A group of Australians has accused their government of violating human rights by continuing to export coal and gas, in the first legal claim taken to an international body since the International Court of Justice ruled in 2025 that countries can be sued over climate change.
The ten litigants say their lives have been harmed by extreme weather – bushfires, floods, heatwaves, rising sea levels and toxic algal blooms – and blame the government’s support of fossil fuel companies. Dr Barry Traill, a wildlife ecologist and volunteer firefighter, is one of them.
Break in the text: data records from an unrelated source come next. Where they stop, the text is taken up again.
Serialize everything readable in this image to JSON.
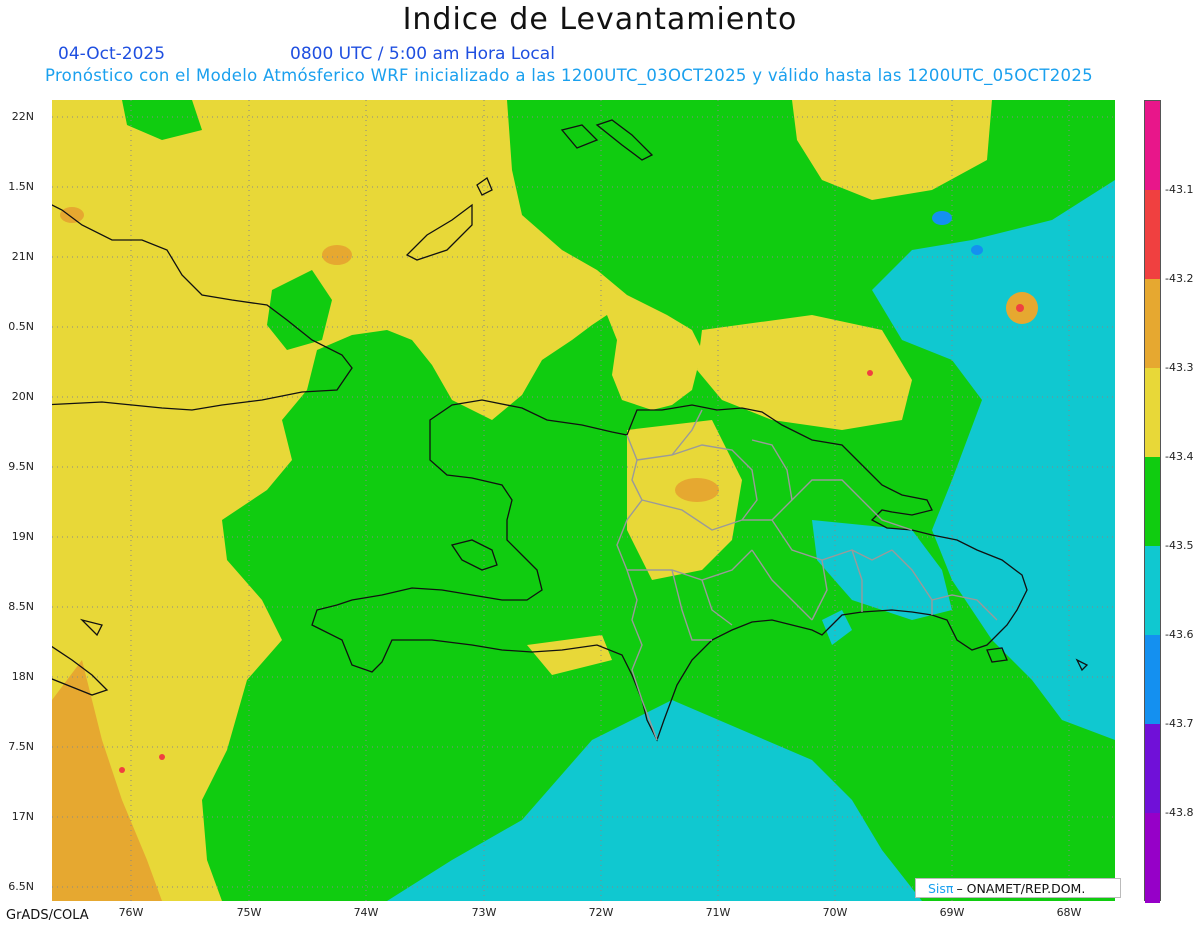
{
  "title": "Indice de Levantamiento",
  "date": "04-Oct-2025",
  "time": "0800 UTC / 5:00 am Hora Local",
  "forecast": "Pronóstico con el Modelo Atmósferico WRF inicializado a las 1200UTC_03OCT2025 y válido hasta las  1200UTC_05OCT2025",
  "credit": "GrADS/COLA",
  "logo": {
    "sis": "Sisπ",
    "text": "– ONAMET/REP.DOM."
  },
  "axes": {
    "lat_labels": [
      "22N",
      "1.5N",
      "21N",
      "0.5N",
      "20N",
      "9.5N",
      "19N",
      "8.5N",
      "18N",
      "7.5N",
      "17N",
      "6.5N"
    ],
    "lon_labels": [
      "76W",
      "75W",
      "74W",
      "73W",
      "72W",
      "71W",
      "70W",
      "69W",
      "68W"
    ]
  },
  "colorbar": {
    "colors": [
      "#e8168a",
      "#f04040",
      "#e6a830",
      "#e8d838",
      "#10cc10",
      "#10c8d0",
      "#1490f0",
      "#7010d8",
      "#9600c8"
    ],
    "labels": [
      "-43.1",
      "-43.2",
      "-43.3",
      "-43.4",
      "-43.5",
      "-43.6",
      "-43.7",
      "-43.8"
    ]
  },
  "colors": {
    "yellow": "#e8d838",
    "green": "#10cc10",
    "cyan": "#10c8d0",
    "orange": "#e6a830",
    "blue": "#1490f0",
    "red": "#f04040"
  }
}
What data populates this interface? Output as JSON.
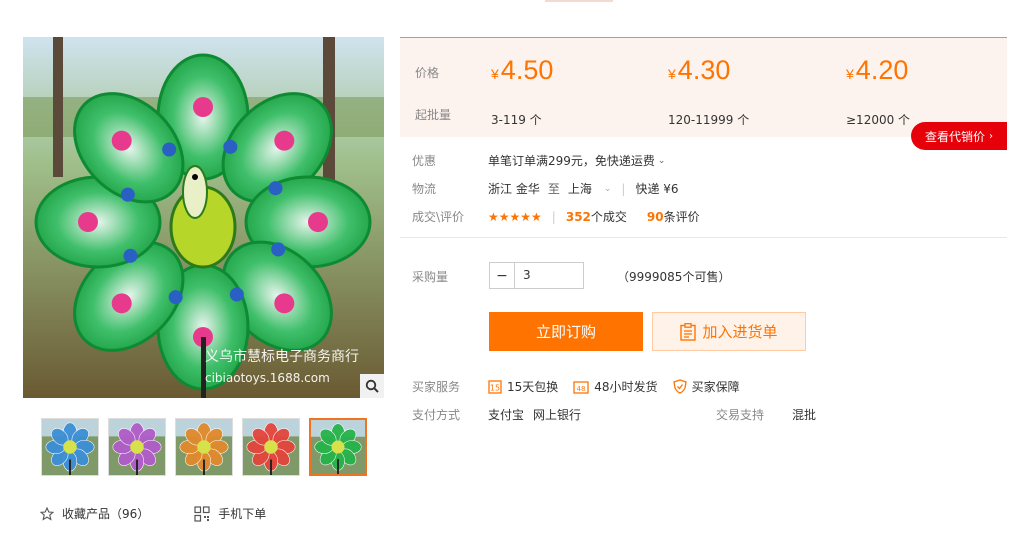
{
  "gallery": {
    "watermark_line1": "义乌市慧标电子商务商行",
    "watermark_line2": "cibiaotoys.1688.com",
    "zoom_icon": "magnifier-icon",
    "thumbnail_colors": [
      "#3c8fd6",
      "#b05cc8",
      "#e08a2c",
      "#e4453c",
      "#27b34a"
    ],
    "active_thumbnail": 5,
    "favorite_label": "收藏产品（96）",
    "favorite_icon": "star-outline-icon",
    "mobile_order_label": "手机下单",
    "mobile_order_icon": "qrcode-icon"
  },
  "pricing": {
    "price_label": "价格",
    "qty_label": "起批量",
    "tiers": [
      {
        "currency": "¥",
        "price": "4.50",
        "range": "3-119 个"
      },
      {
        "currency": "¥",
        "price": "4.30",
        "range": "120-11999 个"
      },
      {
        "currency": "¥",
        "price": "4.20",
        "range": "≥12000 个"
      }
    ],
    "agent_price_button": "查看代销价",
    "accent_color": "#ff7300"
  },
  "info": {
    "promo_label": "优惠",
    "promo_text": "单笔订单满299元，免快递运费",
    "logistics_label": "物流",
    "from": "浙江 金华",
    "to_word": "至",
    "to": "上海",
    "express": "快递 ¥6",
    "rating_label": "成交\\评价",
    "rating_stars": 4.5,
    "stars_glyphs": "★★★★★",
    "deals_count": "352",
    "deals_suffix": "个成交",
    "reviews_count": "90",
    "reviews_suffix": "条评价"
  },
  "purchase": {
    "qty_label": "采购量",
    "minus": "−",
    "qty_value": "3",
    "stock": "（9999085个可售）",
    "buy_button": "立即订购",
    "cart_button": "加入进货单"
  },
  "services": {
    "label": "买家服务",
    "items": [
      {
        "icon": "return-15day-icon",
        "text": "15天包换"
      },
      {
        "icon": "ship-48h-icon",
        "text": "48小时发货"
      },
      {
        "icon": "shield-icon",
        "text": "买家保障"
      }
    ],
    "payment_label": "支付方式",
    "payment_methods": [
      "支付宝",
      "网上银行"
    ],
    "trade_label": "交易支持",
    "trade_value": "混批"
  }
}
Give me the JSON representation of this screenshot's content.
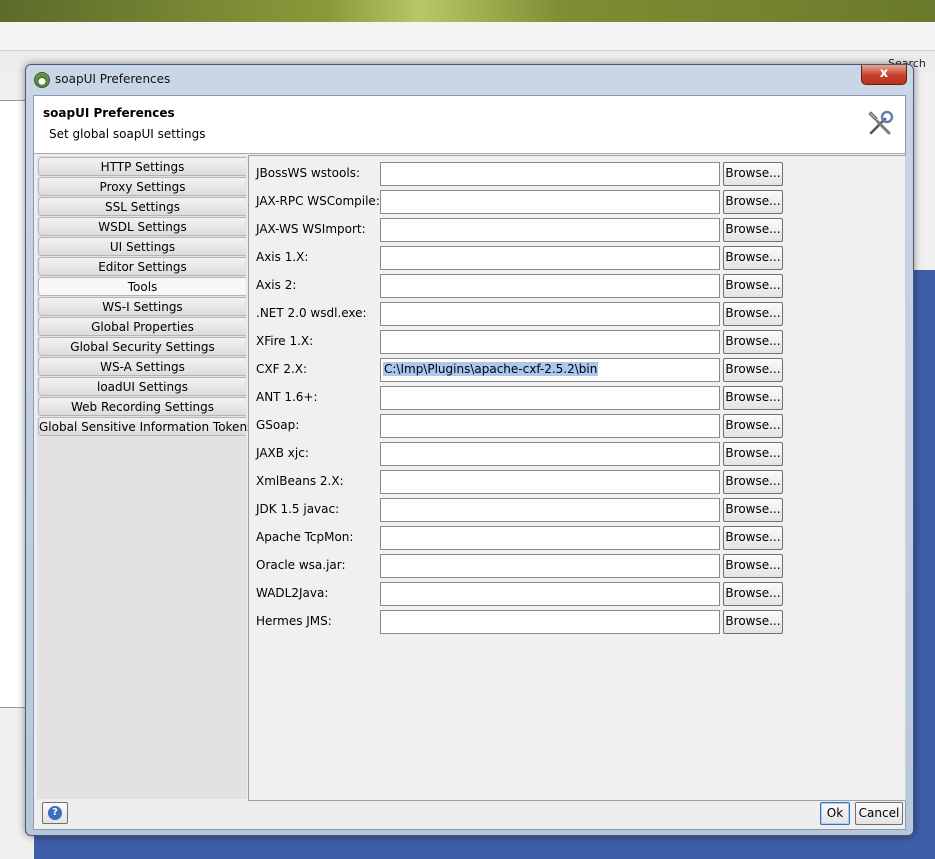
{
  "background": {
    "search_label": "Search F"
  },
  "dialog": {
    "title": "soapUI Preferences",
    "close_label": "x",
    "header_title": "soapUI Preferences",
    "header_subtitle": "Set global soapUI settings",
    "header_icon": "tools-icon"
  },
  "tabs": [
    {
      "label": "HTTP Settings"
    },
    {
      "label": "Proxy Settings"
    },
    {
      "label": "SSL Settings"
    },
    {
      "label": "WSDL Settings"
    },
    {
      "label": "UI Settings"
    },
    {
      "label": "Editor Settings"
    },
    {
      "label": "Tools",
      "active": true
    },
    {
      "label": "WS-I Settings"
    },
    {
      "label": "Global Properties"
    },
    {
      "label": "Global Security Settings"
    },
    {
      "label": "WS-A Settings"
    },
    {
      "label": "loadUI Settings"
    },
    {
      "label": "Web Recording Settings"
    },
    {
      "label": "Global Sensitive Information Tokens"
    }
  ],
  "tools": [
    {
      "label": "JBossWS wstools:",
      "value": "",
      "browse": "Browse..."
    },
    {
      "label": "JAX-RPC WSCompile:",
      "value": "",
      "browse": "Browse..."
    },
    {
      "label": "JAX-WS WSImport:",
      "value": "",
      "browse": "Browse..."
    },
    {
      "label": "Axis 1.X:",
      "value": "",
      "browse": "Browse..."
    },
    {
      "label": "Axis 2:",
      "value": "",
      "browse": "Browse..."
    },
    {
      "label": ".NET 2.0 wsdl.exe:",
      "value": "",
      "browse": "Browse..."
    },
    {
      "label": "XFire 1.X:",
      "value": "",
      "browse": "Browse..."
    },
    {
      "label": "CXF 2.X:",
      "value": "C:\\Imp\\Plugins\\apache-cxf-2.5.2\\bin",
      "browse": "Browse...",
      "selected": true
    },
    {
      "label": "ANT 1.6+:",
      "value": "",
      "browse": "Browse..."
    },
    {
      "label": "GSoap:",
      "value": "",
      "browse": "Browse..."
    },
    {
      "label": "JAXB xjc:",
      "value": "",
      "browse": "Browse..."
    },
    {
      "label": "XmlBeans 2.X:",
      "value": "",
      "browse": "Browse..."
    },
    {
      "label": "JDK 1.5 javac:",
      "value": "",
      "browse": "Browse..."
    },
    {
      "label": "Apache TcpMon:",
      "value": "",
      "browse": "Browse..."
    },
    {
      "label": "Oracle wsa.jar:",
      "value": "",
      "browse": "Browse..."
    },
    {
      "label": "WADL2Java:",
      "value": "",
      "browse": "Browse..."
    },
    {
      "label": "Hermes JMS:",
      "value": "",
      "browse": "Browse..."
    }
  ],
  "footer": {
    "help_icon": "help-icon",
    "help_glyph": "?",
    "ok_label": "Ok",
    "cancel_label": "Cancel"
  }
}
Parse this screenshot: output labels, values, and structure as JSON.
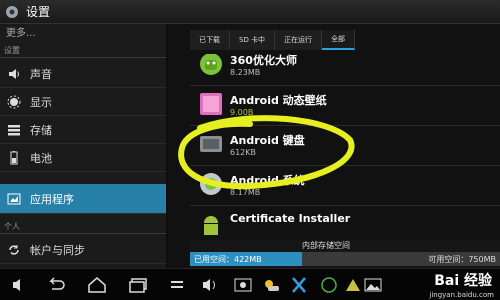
{
  "titlebar": {
    "title": "设置"
  },
  "left": {
    "more": "更多...",
    "section_settings": "设置",
    "items": [
      {
        "label": "声音",
        "icon": "speaker-icon"
      },
      {
        "label": "显示",
        "icon": "brightness-icon"
      },
      {
        "label": "存储",
        "icon": "storage-icon"
      },
      {
        "label": "电池",
        "icon": "battery-icon"
      },
      {
        "label": "应用程序",
        "icon": "apps-icon"
      }
    ],
    "section_personal": "个人",
    "account_item": {
      "label": "帐户与同步",
      "icon": "sync-icon"
    }
  },
  "tabs": [
    "已下载",
    "SD 卡中",
    "正在运行",
    "全部"
  ],
  "active_tab": "全部",
  "apps": [
    {
      "name": "360优化大师",
      "size": "8.23MB"
    },
    {
      "name": "Android 动态壁纸",
      "size": "9.00B"
    },
    {
      "name": "Android 键盘",
      "size": "612KB"
    },
    {
      "name": "Android 系统",
      "size": "8.17MB"
    },
    {
      "name": "Certificate Installer",
      "size": ""
    }
  ],
  "storage": {
    "label": "内部存储空间",
    "used": "已用空间：422MB",
    "free": "可用空间：750MB"
  },
  "watermark": {
    "main": "Bai 经验",
    "sub": "jingyan.baidu.com"
  },
  "colors": {
    "accent": "#2680a7",
    "annotation": "#e6f020"
  }
}
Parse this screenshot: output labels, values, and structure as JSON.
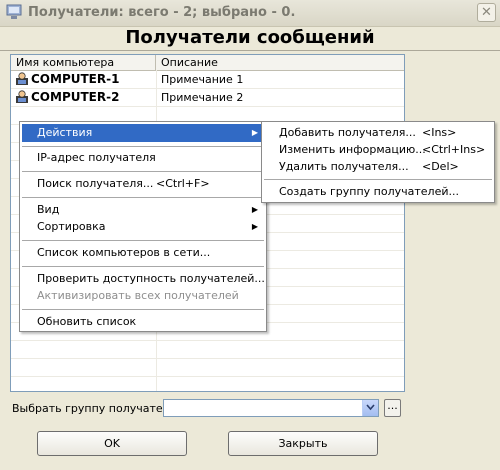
{
  "window": {
    "title": "Получатели: всего - 2; выбрано - 0.",
    "close_glyph": "✕"
  },
  "heading": "Получатели сообщений",
  "list": {
    "columns": [
      "Имя компьютера",
      "Описание"
    ],
    "rows": [
      {
        "name": "COMPUTER-1",
        "description": "Примечание 1"
      },
      {
        "name": "COMPUTER-2",
        "description": "Примечание 2"
      }
    ]
  },
  "context_menu": {
    "items": [
      {
        "label": "Действия",
        "submenu": true,
        "selected": true
      },
      {
        "label": "IP-адрес получателя"
      },
      {
        "label": "Поиск получателя...",
        "shortcut": "<Ctrl+F>"
      },
      {
        "label": "Вид",
        "submenu": true
      },
      {
        "label": "Сортировка",
        "submenu": true
      },
      {
        "label": "Список компьютеров в сети..."
      },
      {
        "label": "Проверить доступность получателей..."
      },
      {
        "label": "Активизировать всех получателей",
        "disabled": true
      },
      {
        "label": "Обновить список"
      }
    ]
  },
  "submenu": {
    "items": [
      {
        "label": "Добавить получателя...",
        "shortcut": "<Ins>"
      },
      {
        "label": "Изменить информацию...",
        "shortcut": "<Ctrl+Ins>"
      },
      {
        "label": "Удалить получателя...",
        "shortcut": "<Del>"
      },
      {
        "label": "Создать группу получателей..."
      }
    ]
  },
  "group": {
    "label": "Выбрать группу получателей:",
    "value": "",
    "browse_label": "..."
  },
  "buttons": {
    "ok": "OK",
    "close": "Закрыть"
  },
  "colors": {
    "selection": "#316ac5",
    "dialog_bg": "#ece9d8"
  }
}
In 2009, several of his friends died during the devastating Black Saturday bushfires in Victoria, despite being prepared and experienced. “That deeply changed me,” Traill said, and “it became clear that the old rules around fires and survival no longer applied.”
“Australians accuse government of violating human rights by exporting coal and gas in first UN claim since 2025 ICJ ruling.”
In 2019, he was on the frontlines battling severe blazes in Queensland during the Black Summer fires, where he saw that climate change was not a future problem. “It is already killing people and hurting lives, landscapes and communities across Australia,” he said. “Continuing to allow coal and gas companies to increase pollution, while people face worsening disasters, is a profound failure of responsibility.”
Brendon Donohue has also joined the claim, describing how he was trapped in his home for 10 days in 2022 when floods in Brisbane damaged the power supply of his apartment block, leaving lifts, intercom and exits inaccessible. “Because I live with blindness and mobility challenges, climate impacts affect me differently and can make everyday life much harder to navigate safely,” he said.
Prof Anne Poelina, an Indigenous woman from the Kimberley region in Western Australia, describes being displaced from the area around the Fitzroy River, one of the state’s most important waterways, because of catastrophic flooding. “When the river is healthy, our people are healthy,” she said, and “when the river suffers, our people suffer.” “What concerns me most is the intergenerational loss of cultural knowledge,” she added, as “so much of our knowledge is not written down”, but passed on by being physically present on the land.
Any decision by the UN is not legally binding, but Australia – one of the world’s largest coal and gas exporters – would be expected to respond. The BBC has contacted Environment Minister Murray Watt for comment.